L'entreprise qui fixe des prix inférieurs aux coûts commet un abus de position dominante

Published on : 09/08/2021 09 August Aug 08 2021

L’abus de position dominante consiste pour une entreprise ou un groupe d’entreprises d’adopter un comportement ou des pratiques dont l’effet direct est d’éliminer un concurrent, de le contraindre sinon de le dissuader à s’installer sur le marché. La pratique de prix prédateurs, c’est-à-dire pour un opérateur économique dominant de vendre en dessous de ses coûts de production, est caractéristique d’un abus de position dominante. 
À terme, de tels comportements ont pour conséquence de fausser le libre jeu de la concurrence, de telle sorte que l’abus de position dominante figure parmi les pratiques commerciales interdites. 

En France, l’abus de position dominante est prohibé à l’article L 420-1 du Code de commerce, et plus largement, cette pratique est sanctionnée au niveau européen par l’article 102 du Traité sur le fonctionnement de l’Union européenne. 
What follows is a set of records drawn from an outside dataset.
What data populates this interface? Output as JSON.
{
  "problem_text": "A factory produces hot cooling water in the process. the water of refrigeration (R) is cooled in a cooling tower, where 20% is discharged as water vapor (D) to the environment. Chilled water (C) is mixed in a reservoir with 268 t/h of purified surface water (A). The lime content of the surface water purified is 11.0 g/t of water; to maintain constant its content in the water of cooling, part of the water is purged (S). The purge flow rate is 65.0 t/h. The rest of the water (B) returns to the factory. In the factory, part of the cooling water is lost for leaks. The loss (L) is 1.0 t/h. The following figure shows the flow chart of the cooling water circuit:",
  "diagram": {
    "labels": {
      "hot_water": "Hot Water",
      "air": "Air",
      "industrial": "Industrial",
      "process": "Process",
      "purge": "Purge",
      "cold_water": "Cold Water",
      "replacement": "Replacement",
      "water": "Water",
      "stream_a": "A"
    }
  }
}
C’est au visa de ces deux textes que récemment la Cour de cassation a rendu une décision à la suite de sa saisine concernant une situation d’abus de position dominante pratiquée par la SNCF. 

L’affaire en question concerne un recours de la société SNCF contre une décision de l’Autorité de la concurrence la sanctionnant pour avoir pratiqué auprès de certains usagers des prix considérés comme prédateurs ou d’éviction, de telle sorte qu’étant inférieurs aux coûts de production relatifs aux prestations classiques de transport par train, il était impossible pour toute entreprise concurrente de s’installer ou perdurer sur le marché. 

Condamnée à une amende de plus de 60 millions d’euros, la SNCF s’est pourvue en cassation soulevant l’argument que, compte tenu du fait de sa position particulière sur le marché lui imposant de supporter des coûts supérieurs à ceux des concurrents, notamment du fait des obligations réglementaires pesant sur elle seule la plaçant dans une situation désavantageuse par rapport à des opérateurs concurrents ne supportant pas les mêmes contraintes. 
En conséquence, elle estime que les prix pratiqués n’étaient pas inférieurs aux coûts qu'auraient supportés les nouveaux concurrents, puisque le choix du client peut s’effectuer sur un autre paramètre que le prix du service, et même si les prix pratiqués ne permettaient pas à la SNCF de couvrir ses propres coûts, rien n’empêchait des concurrents plus efficaces en termes de coûts de couvrir leurs propres dépenses. 

La Cour de cassation rejette ces arguments sur la base de décisions prises en la matière par la Cour de justice de l’Union européenne, laquelle a par ailleurs rappelée que « l’analyse relative au caractère abusif des pratiques tarifaires d’une entreprise dominante se fait uniquement par référence à ses tarifs et coûts, peu important la circonstance selon laquelle ses concurrents seraient soumis à des conditions légales et matérielles moins contraignantes » (CJUE 14/10/2010 C-280/08). 

Elle précise alors que : « la position d’opérateur historique, si particulière fût-elle face à des concurrents même soumis à des conditions légales et réglementaires moins contraignantes, ne justifie pas de tenir compte, dans la mise en œuvre du test du concurrent plus efficace, des coûts de ces derniers ».

Ainsi, l’entreprise qui tient une position dominante sur le marché et fixe des prix inférieurs à ses coûts est coupable d’un abus de position dominante, indépendamment de sa position particulière sur le marché, en l’espèce historique, puisque créée en 1937.